I remember vividly that the first increase was moved on 13 February by the then Under-Secretary in the DTI, the Member for Amber Valley. I thought that he put the position very eloquently, as the Minister did just now. It is not word for word the same, but it saves the civil servants and the officials having to create a brand new speech from scratch. Unfortunately, in May 1997 my then hon. Friend was given a little more time with his family. I supported the move that he proposed, which was also warmly welcomed by the Labour party spokesman. I very much welcome the fact that this amount of money will be made available for this type of scheme.
I hope that the Minister will not mind if I raise one or two points. I was involved for 10 years or more on the Public Accounts Committee, so I am always interested in value for money. It is so easy to throw large sums at various enterprises, and at the end one has no money and no enterprise, so the Government have a responsibility to ensure that the money is correctly spent.
As the Minister said, the order covers five schemes, the first of which is the enterprise fund loan, which now includes the small firms loan guarantee scheme. You will remember, Mr. O'Brien, as I do, that I was one of those responsible for the introduction of the loan guarantee scheme in 1981. I know that I do not look that old, but I am. The scheme was a disaster when it started, as the banks pushed all their dodgy loans into it, and the guarantee had to be paid out when the dodgy loans and companies went down. The scheme is now much better controlled and, when I left it, it was doing a reasonable job. However, concern existed about the accumulation of debt and possible losses. Will the Minister provide a thumb-nail sketch of how the loan guarantee scheme is performing? How many loans have been made? What is the average loan? How many are at risk, and how much had to be written off?

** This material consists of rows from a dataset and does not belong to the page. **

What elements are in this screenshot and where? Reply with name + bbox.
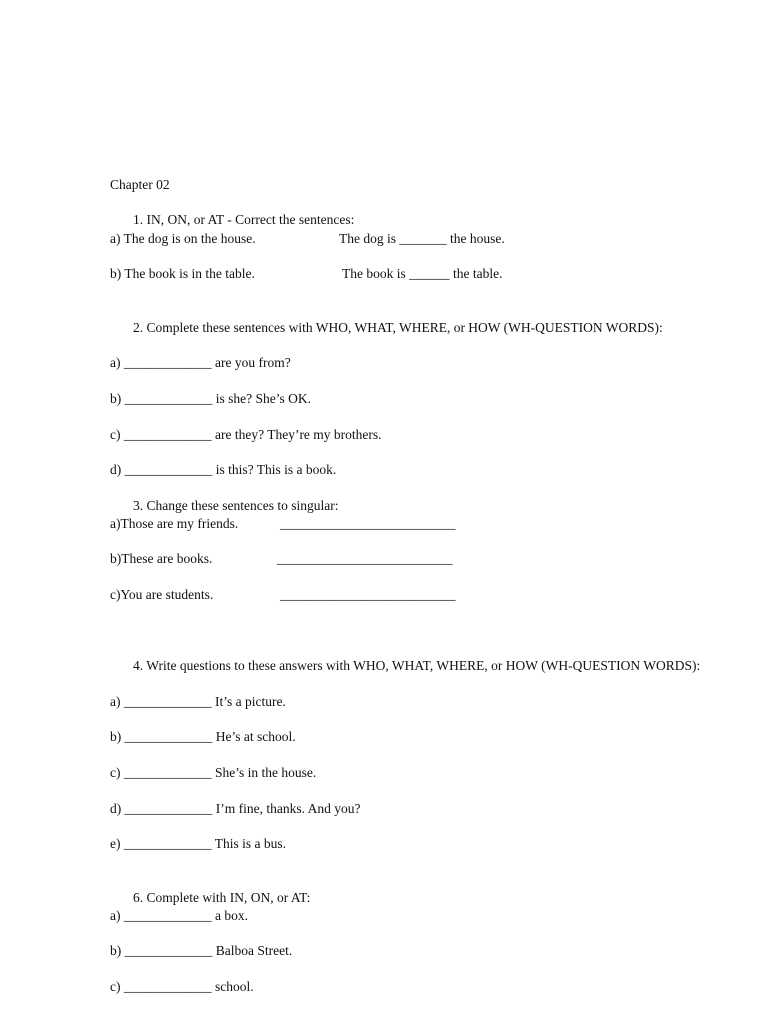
chapter-title: Chapter 02 <box>110 177 170 192</box>
section-4-item: e) _____________ This is a bus. <box>110 836 286 851</box>
section-3-answer-line-a: __________________________ <box>280 516 456 531</box>
section-4-heading: 4. Write questions to these answers with WHO, WHAT, WHERE, or HOW (WH-QUESTION WORDS): <box>133 658 701 673</box>
section-3-item-c: c)You are students. <box>110 587 214 602</box>
section-4-item: c) _____________ She’s in the house. <box>110 765 317 780</box>
section-1-item-a-corrected: The dog is _______ the house. <box>339 231 505 246</box>
section-6-item: c) _____________ school. <box>110 979 254 994</box>
section-4-item: a) _____________ It’s a picture. <box>110 694 286 709</box>
section-2-heading: 2. Complete these sentences with WHO, WHAT, WHERE, or HOW (WH-QUESTION WORDS): <box>133 320 663 335</box>
section-1-heading: 1. IN, ON, or AT - Correct the sentences: <box>133 212 355 227</box>
section-2-item: a) _____________ are you from? <box>110 355 291 370</box>
section-1-item-b-corrected: The book is ______ the table. <box>342 266 503 281</box>
section-6-item: b) _____________ Balboa Street. <box>110 943 293 958</box>
section-4-item: b) _____________ He’s at school. <box>110 729 296 744</box>
section-6-heading: 6. Complete with IN, ON, or AT: <box>133 890 311 905</box>
section-3-item-a: a)Those are my friends. <box>110 516 239 531</box>
section-3-answer-line-b: __________________________ <box>277 551 453 566</box>
section-1-item-b-original: b) The book is in the table. <box>110 266 255 281</box>
section-2-item: c) _____________ are they? They’re my brothers. <box>110 427 382 442</box>
section-6-item: a) _____________ a box. <box>110 908 248 923</box>
section-4-item: d) _____________ I’m fine, thanks. And you? <box>110 801 361 816</box>
section-3-heading: 3. Change these sentences to singular: <box>133 498 339 513</box>
section-2-item: b) _____________ is she? She’s OK. <box>110 391 311 406</box>
section-3-item-b: b)These are books. <box>110 551 213 566</box>
section-3-answer-line-c: __________________________ <box>280 587 456 602</box>
section-1-item-a-original: a) The dog is on the house. <box>110 231 256 246</box>
section-2-item: d) _____________ is this? This is a book. <box>110 462 337 477</box>
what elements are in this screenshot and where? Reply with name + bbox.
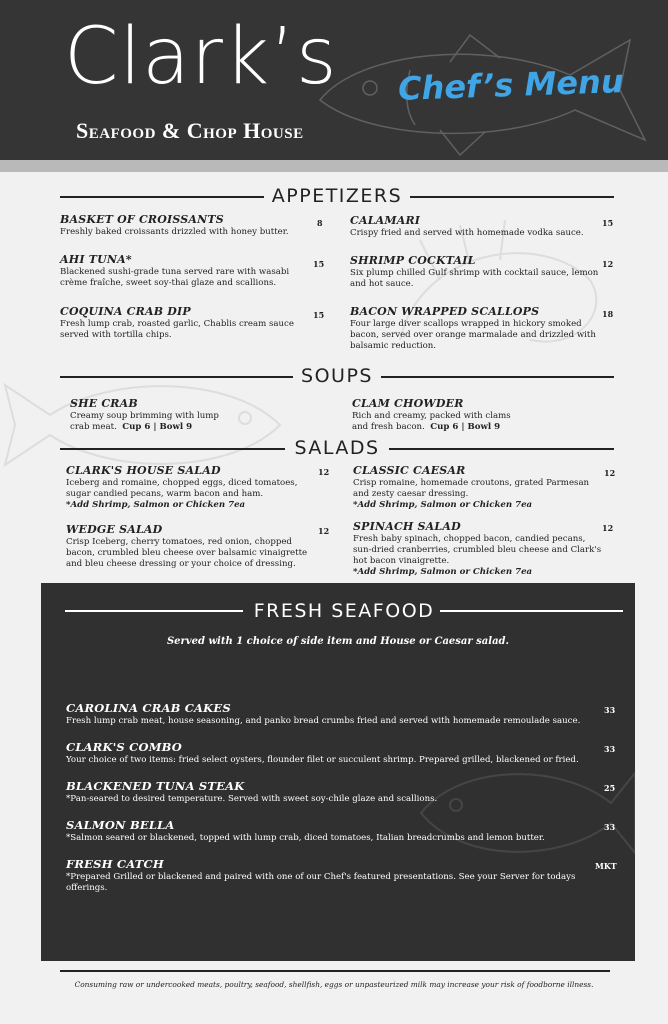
item-price: 33 bbox=[604, 744, 616, 754]
item-sizes: Cup 6 | Bowl 9 bbox=[122, 422, 193, 432]
item-price: 15 bbox=[313, 259, 325, 269]
appetizers-heading bbox=[60, 186, 614, 206]
menu-item bbox=[60, 305, 310, 341]
item-description: Crispy fried and served with homemade vodka sauce. bbox=[350, 228, 584, 238]
menu-item bbox=[60, 213, 310, 238]
item-price: 15 bbox=[313, 310, 325, 320]
menu-item bbox=[350, 254, 600, 290]
seafood-item bbox=[66, 779, 586, 805]
item-price: 12 bbox=[318, 526, 330, 536]
item-price: 33 bbox=[604, 705, 616, 715]
item-description: Freshly baked croissants drizzled with honey butter. bbox=[60, 227, 289, 237]
item-price: 33 bbox=[604, 822, 616, 832]
item-name: CLARK'S HOUSE SALAD bbox=[66, 464, 221, 477]
item-price: 12 bbox=[602, 523, 614, 533]
item-name: AHI TUNA* bbox=[60, 253, 132, 266]
soup-item bbox=[352, 397, 602, 433]
item-price: 15 bbox=[602, 218, 614, 228]
item-description: Iceberg and romaine, chopped eggs, diced tomatoes, sugar candied pecans, warm bacon and ham. bbox=[66, 478, 298, 499]
item-addon: *Add Shrimp, Salmon or Chicken 7ea bbox=[353, 567, 533, 577]
soups-title: SOUPS bbox=[293, 365, 381, 387]
item-description: Fresh lump crab meat, house seasoning, and panko bread crumbs fried and served with homemade remoulade sauce. bbox=[66, 716, 581, 726]
fresh-seafood-heading bbox=[65, 599, 623, 623]
item-addon: *Add Shrimp, Salmon or Chicken 7ea bbox=[66, 500, 246, 510]
menu-item bbox=[66, 523, 316, 570]
item-name: FRESH CATCH bbox=[66, 857, 164, 871]
item-description: Crisp Iceberg, cherry tomatoes, red onion, chopped bacon, crumbled bleu cheese over balsamic vinaigrette and bleu cheese dressing or your choice of dressing. bbox=[66, 537, 308, 569]
item-sizes: Cup 6 | Bowl 9 bbox=[430, 422, 501, 432]
item-name: CLASSIC CAESAR bbox=[353, 464, 466, 477]
logo-subtitle: Seafood & Chop House bbox=[76, 118, 304, 143]
item-description: Blackened sushi-grade tuna served rare with wasabi crème fraîche, sweet soy-thai glaze and scallions. bbox=[60, 267, 290, 288]
soups-heading bbox=[60, 366, 614, 386]
item-price: 12 bbox=[604, 468, 616, 478]
fresh-seafood-panel bbox=[41, 583, 635, 961]
salads-title: SALADS bbox=[286, 437, 387, 459]
item-name: WEDGE SALAD bbox=[66, 523, 163, 536]
item-description: Six plump chilled Gulf shrimp with cocktail sauce, lemon and hot sauce. bbox=[350, 268, 599, 289]
item-description: Rich and creamy, packed with clams bbox=[352, 411, 511, 421]
item-price: 18 bbox=[602, 309, 614, 319]
item-name: BASKET OF CROISSANTS bbox=[60, 213, 224, 226]
item-name: SHE CRAB bbox=[70, 397, 138, 410]
item-price: 8 bbox=[317, 218, 323, 228]
item-description-end: and fresh bacon. bbox=[352, 422, 425, 432]
item-description: *Prepared Grilled or blackened and paired with one of our Chef's featured presentations. See your Server for todays offerings. bbox=[66, 872, 576, 893]
item-description: Fresh baby spinach, chopped bacon, candied pecans, sun-dried cranberries, crumbled bleu cheese and Clark's hot bacon vinaigrette. bbox=[353, 534, 602, 566]
seafood-item bbox=[66, 857, 586, 894]
menu-item bbox=[66, 464, 311, 511]
seafood-item bbox=[66, 740, 586, 766]
chefs-menu-label: Chef’s Menu bbox=[397, 62, 625, 108]
item-description: *Pan-seared to desired temperature. Served with sweet soy-chile glaze and scallions. bbox=[66, 794, 438, 804]
item-name: CALAMARI bbox=[350, 214, 421, 227]
item-description: Fresh lump crab, roasted garlic, Chablis cream sauce served with tortilla chips. bbox=[60, 319, 294, 340]
menu-item bbox=[350, 305, 600, 352]
menu-header bbox=[0, 0, 668, 160]
item-description: Creamy soup brimming with lump bbox=[70, 411, 219, 421]
appetizers-title: APPETIZERS bbox=[264, 185, 410, 207]
menu-item bbox=[353, 464, 603, 511]
salads-heading bbox=[60, 438, 614, 458]
menu-item bbox=[350, 214, 600, 239]
menu-item bbox=[60, 253, 310, 289]
item-price: 12 bbox=[318, 467, 330, 477]
item-name: SHRIMP COCKTAIL bbox=[350, 254, 476, 267]
soup-item bbox=[70, 397, 320, 433]
menu-item bbox=[353, 520, 603, 578]
item-name: BACON WRAPPED SCALLOPS bbox=[350, 305, 540, 318]
item-price: 25 bbox=[604, 783, 616, 793]
item-name: CLARK'S COMBO bbox=[66, 740, 182, 754]
footer-rule bbox=[60, 970, 610, 972]
item-price: 12 bbox=[602, 259, 614, 269]
item-price: MKT bbox=[595, 861, 617, 871]
item-name: BLACKENED TUNA STEAK bbox=[66, 779, 245, 793]
item-description: Your choice of two items: fried select oysters, flounder filet or succulent shrimp. Prepared grilled, blackened or fried. bbox=[66, 755, 579, 765]
item-description-end: crab meat. bbox=[70, 422, 117, 432]
seafood-item bbox=[66, 701, 586, 727]
item-name: CAROLINA CRAB CAKES bbox=[66, 701, 231, 715]
foodborne-illness-disclaimer: Consuming raw or undercooked meats, poultry, seafood, shellfish, eggs or unpasteurized milk may increase your risk of foodborne illness. bbox=[74, 980, 594, 989]
served-with-note: Served with 1 choice of side item and House or Caesar salad. bbox=[166, 636, 510, 647]
item-description: Four large diver scallops wrapped in hickory smoked bacon, served over orange marmalade and drizzled with balsamic reduction. bbox=[350, 319, 596, 351]
item-description: *Salmon seared or blackened, topped with lump crab, diced tomatoes, Italian breadcrumbs and lemon butter. bbox=[66, 833, 545, 843]
item-description: Crisp romaine, homemade croutons, grated Parmesan and zesty caesar dressing. bbox=[353, 478, 590, 499]
fresh-seafood-title: FRESH SEAFOOD bbox=[253, 600, 435, 622]
seafood-item bbox=[66, 818, 586, 844]
item-name: SPINACH SALAD bbox=[353, 520, 461, 533]
item-name: COQUINA CRAB DIP bbox=[60, 305, 191, 318]
logo-title: Clark’s bbox=[64, 12, 338, 102]
item-name: CLAM CHOWDER bbox=[352, 397, 464, 410]
item-addon: *Add Shrimp, Salmon or Chicken 7ea bbox=[353, 500, 533, 510]
header-band bbox=[0, 160, 668, 172]
item-name: SALMON BELLA bbox=[66, 818, 175, 832]
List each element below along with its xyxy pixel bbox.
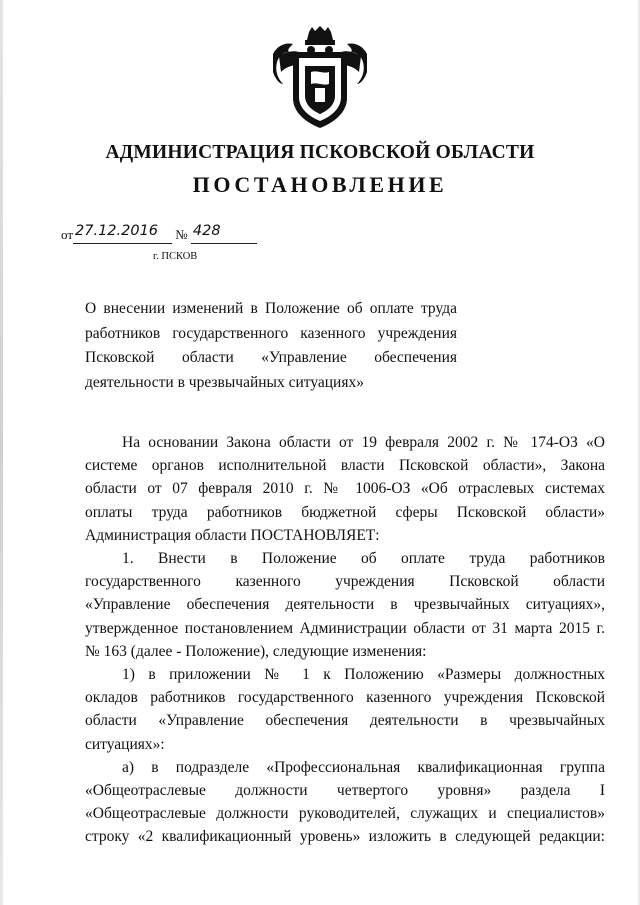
scan-edge-left: [0, 0, 3, 905]
body-line: системе органов исполнительной власти Псковской области», Закона: [85, 457, 605, 475]
organization-title: АДМИНИСТРАЦИЯ ПСКОВСКОЙ ОБЛАСТИ: [105, 142, 535, 163]
body-line: а) в подразделе «Профессиональная квалификационная группа: [122, 758, 605, 776]
document-body: [85, 431, 605, 849]
subject-line: Псковской области «Управление обеспечения: [85, 349, 457, 366]
document-subject: [85, 297, 457, 395]
body-line: 1. Внести в Положение об оплате труда работников: [122, 550, 605, 568]
body-line: области от 07 февраля 2010 г. № 1006-ОЗ «Об отраслевых системах: [85, 480, 605, 498]
document-type-title: ПОСТАНОВЛЕНИЕ: [192, 172, 448, 197]
body-line: окладов работников государственного казенного учреждения Псковской: [85, 689, 605, 707]
city-label: г. ПСКОВ: [153, 251, 198, 262]
body-line: «Управление обеспечения деятельности в чрезвычайных ситуациях»,: [85, 596, 605, 614]
body-line: 1) в приложении № 1 к Положению «Размеры должностных: [122, 666, 605, 684]
date-number-line: [61, 223, 257, 244]
body-line: строку «2 квалификационный уровень» изложить в следующей редакции:: [85, 828, 605, 846]
body-line: На основании Закона области от 19 февраля 2002 г. № 174-ОЗ «О: [122, 434, 605, 451]
body-line: «Общеотраслевые должности руководителей, служащих и специалистов»: [85, 805, 605, 823]
date-value: 27.12.2016: [75, 223, 159, 239]
body-line: № 163 (далее - Положение), следующие изменения:: [85, 642, 427, 660]
body-line: области «Управление обеспечения деятельности в чрезвычайных: [85, 712, 605, 730]
body-line: оплаты труда работников бюджетной сферы Псковской области»: [85, 503, 605, 521]
body-line: «Общеотраслевые должности четвертого уровня» раздела I: [85, 782, 605, 800]
pskov-coat-of-arms-icon: [271, 26, 369, 130]
subject-line: О внесении изменений в Положение об оплате труда: [85, 300, 457, 317]
body-line: Администрация области ПОСТАНОВЛЯЕТ:: [85, 526, 380, 544]
date-field: [73, 223, 172, 244]
body-line: утвержденное постановлением Администрации области от 31 марта 2015 г.: [85, 619, 605, 637]
date-prefix: от: [61, 227, 74, 242]
number-prefix: №: [175, 227, 188, 242]
body-line: ситуациях»:: [85, 735, 165, 753]
number-value: 428: [192, 223, 221, 239]
body-line: государственного казенного учреждения Псковской области: [85, 573, 605, 591]
number-field: [191, 223, 257, 244]
subject-line: работников государственного казенного учреждения: [85, 324, 457, 342]
subject-line: деятельности в чрезвычайных ситуациях»: [85, 373, 364, 391]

The Minister made a quick mention of the enterprise grant scheme, and commented, in passing, that it was additional to the various enterprise schemes. Additional moneys were made available to British Coal when various collieries were closed, and to British Steel when steel plants were closed? The money assisted relocation and training, and generally mitigated the impact of such a substantial blow to the community. I shall not talk about shipbuilding, because that is another issue. Such financial assistance is not suitable to support the shipbuilding industry. Huge amounts of money can be swallowed up. We are considering small, targeted amounts of money--rifle shots--whereas shipbuilding needs rocket shells.
As for the annual grants to the British Film Commission, I have to smile. I remember all the luvvies piling into No. 10 after May 1997--
Mr. Caborn: Smiling.
Mr. Page: Yes, all over their faces. They came with open wallets, but they were empty, and they were hoping to come away with money. I would be grateful to know how much success there has been. On the edge of my constituency, great efforts were made to expand the Leavesden complex. There was a brief, exciting flurry, but now there are great doubts about what it will do for British film activity, or whether it will attract people from abroad to make films.
Why are the regional innovation grants in Wales still included in this area of financial assistance? Given the existence of the Assembly, could it not be funded from the Welsh side? The assistance goes to firms with no more than 50 employees throughout Wales, and there must be consultation with the Welsh. Is the Department of Trade and Industry involved, or does it merely allocate money to companies that are suggested by the Welsh Assembly? Is the DTI simply a paymaster?
I am in favour of the scheme, as long as the money is properly targeted. In about 45 seconds, the Minister will undoubtedly assure me that every penny has been well spent, and that the scheme is going from strength to strength.